We’re in the Highlands of Perthshire for this week’s story starter.
For over four hundred years, Castle Menzies was the seat of the chiefs of Clan Menzies.
Just north of the River Tay at Weem, it’s one and a half miles from Aberfeldy, and around an hour and a half from Edinburgh. As you can see, it was bathed in sunshine when I visited last spring.
Craftsmen originally constructed it in the 16th century as a Z-shaped building. It changed shape — and hands — over the years, before the Menzies Clan Society restored it during the 20th century.
It’s an example of formerly rugged Highland fortresses transforming over time into lightly-defended mansion houses.
Occupied by the Jacobites in 1715, and again during the “Forty-five” rebellion, the castle saw Bonnie Prince Charlie — Charles Edward Stuart — rest here on his way to the Battle of Culloden.

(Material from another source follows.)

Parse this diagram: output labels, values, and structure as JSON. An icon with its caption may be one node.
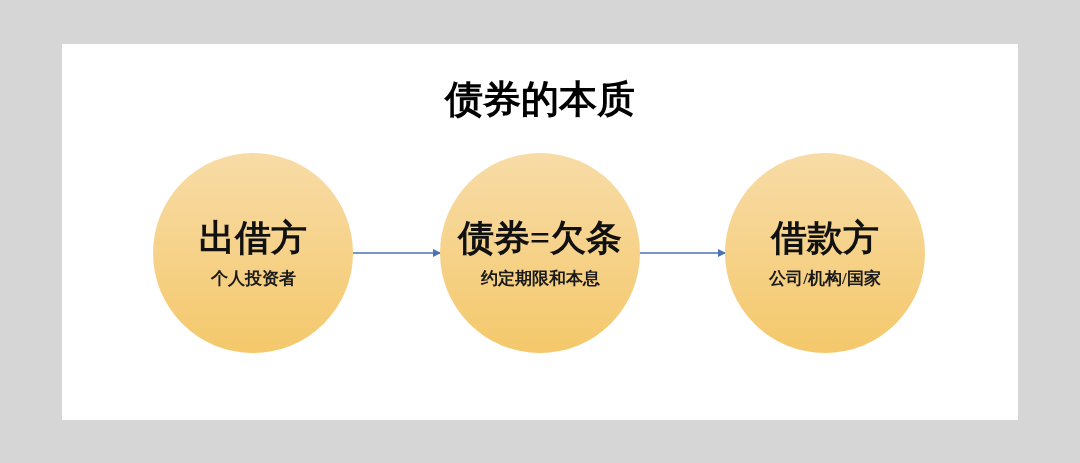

He was followed only four days later by the arrival of the Duke of Cumberland, commander of the government forces, and third and youngest son of the then-monarch, James II.
These days it’s a visitor centre, and a venue for weddings, concerts, and events.
So this week’s story starter is: castles.
Plenty to get you thinking
Who built them? What kind of people lived in them? Who worked in them? If you look closely, you’ll see someone hard at work.
Transformations, over time — in this case from a rugged castle, into a home, into a building of historical importance and a visitor attraction.
An Englishman’s home.
The Jacobite Risings. Battles, long forgotten, or long remembered.
Flags flying. Clans. Crests. Coats of arms.
Kings, and would-be kings. The stunning Highlands of Scotland.
Hope there’s plenty to get you thinking this week.